*Warning: sexually graphic material discussed, and brief sexualized images are shown in this video.
Those of you who have been following our Dirty Dozen List campaign about EBSCO know that this online library database is exposing elementary and middle school students to pornographic and sexually explicit results in online educational resources they’re using for their homework or school projects.
We’ve been talking to EBSCO for months about this problem, and we are happy to report that they are making progress! But there is still so much more they need to do….
So Monday, June 26th, we had a team of 4 NCOSE researchers spend 50 minutes looking at the school products. They found more than 50 sexually explicit articles in the Middle Search Plus and Primary Search (middle school and elementary school) products, across 4 different states.
It seems like EBSCO wants to do the right thing, and protect children from being exposed to this content. But they have said they ONLY want to clean up products that are specifically for schools.
The problem? Most schools provide access to more EBSCO products than the few that are specifically curated for those age-ranges. Why? Because teachers trust EBSCO when it says that it provided educational academic sources!
What audience does EBSCO want to provide with pornographic and sexually graphic content? Why would college students, or law students, need to access pornographic content within the EBSCO research database? After all, if EBSCO is basing its value on providing academic, substantive curated content, why is it including sexually graphic content at all, for any age? The articles we are referencing and taking issue with are not academic at all.

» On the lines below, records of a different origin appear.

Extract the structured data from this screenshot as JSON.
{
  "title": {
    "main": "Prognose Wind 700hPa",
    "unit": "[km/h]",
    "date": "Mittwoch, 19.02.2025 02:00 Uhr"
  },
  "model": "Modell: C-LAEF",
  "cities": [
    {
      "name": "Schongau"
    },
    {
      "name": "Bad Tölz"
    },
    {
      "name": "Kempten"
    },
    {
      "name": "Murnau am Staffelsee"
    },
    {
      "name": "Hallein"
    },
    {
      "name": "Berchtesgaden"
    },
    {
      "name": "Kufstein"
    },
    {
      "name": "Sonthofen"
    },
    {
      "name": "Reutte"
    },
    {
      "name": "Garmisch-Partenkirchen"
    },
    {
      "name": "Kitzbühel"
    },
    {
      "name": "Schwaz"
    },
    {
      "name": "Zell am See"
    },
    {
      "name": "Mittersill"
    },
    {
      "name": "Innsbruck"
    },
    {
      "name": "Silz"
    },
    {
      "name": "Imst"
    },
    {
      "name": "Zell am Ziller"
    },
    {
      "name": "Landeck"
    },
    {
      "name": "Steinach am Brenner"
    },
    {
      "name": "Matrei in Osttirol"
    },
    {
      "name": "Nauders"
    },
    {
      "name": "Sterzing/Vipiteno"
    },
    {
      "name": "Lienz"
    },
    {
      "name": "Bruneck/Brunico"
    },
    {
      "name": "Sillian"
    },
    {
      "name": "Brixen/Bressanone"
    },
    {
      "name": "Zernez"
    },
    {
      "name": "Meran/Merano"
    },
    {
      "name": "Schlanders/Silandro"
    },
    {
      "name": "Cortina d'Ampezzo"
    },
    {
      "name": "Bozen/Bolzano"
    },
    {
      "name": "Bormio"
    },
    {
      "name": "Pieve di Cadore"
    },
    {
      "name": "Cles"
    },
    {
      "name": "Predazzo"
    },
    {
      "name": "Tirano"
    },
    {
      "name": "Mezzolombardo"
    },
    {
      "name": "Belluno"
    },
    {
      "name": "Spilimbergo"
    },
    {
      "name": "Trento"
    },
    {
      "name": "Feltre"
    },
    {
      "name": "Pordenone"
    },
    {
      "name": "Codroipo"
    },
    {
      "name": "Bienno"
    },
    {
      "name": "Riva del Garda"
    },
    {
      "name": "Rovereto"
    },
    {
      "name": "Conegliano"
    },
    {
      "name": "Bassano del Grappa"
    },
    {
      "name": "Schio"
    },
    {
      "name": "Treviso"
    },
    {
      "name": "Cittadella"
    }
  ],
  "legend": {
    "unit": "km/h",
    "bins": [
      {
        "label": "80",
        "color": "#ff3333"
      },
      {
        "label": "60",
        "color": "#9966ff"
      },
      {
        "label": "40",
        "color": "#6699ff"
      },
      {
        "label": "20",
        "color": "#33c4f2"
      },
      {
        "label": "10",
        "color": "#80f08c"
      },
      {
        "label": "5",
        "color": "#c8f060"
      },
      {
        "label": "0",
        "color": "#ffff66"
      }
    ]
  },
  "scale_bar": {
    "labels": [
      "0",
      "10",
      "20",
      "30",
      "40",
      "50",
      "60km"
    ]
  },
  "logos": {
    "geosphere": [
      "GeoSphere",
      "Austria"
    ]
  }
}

Aren’t erotically depicted stories of rape via gun (found on EBSCO products) harmful for users despite any age? Are links to, or articles about, torture pornography suddenly an academic resource for someone over 18?
Does EBSCO want its brand associated with this kind of material in any context?
We want EBSCO to expand its current content audit, publisher audit, and review process to prevent pornography and sexually explicit material from appearing across all of its products, especially as almost all of their products are finding their way into our schools.
Again, we commend EBSCO for making significant steps towards fixing these problems. Some sexually explicit searches in some of EBSCO’s products now result in a page saying “No Results Found”, and their K-12 Novelist database has been significantly improved as well.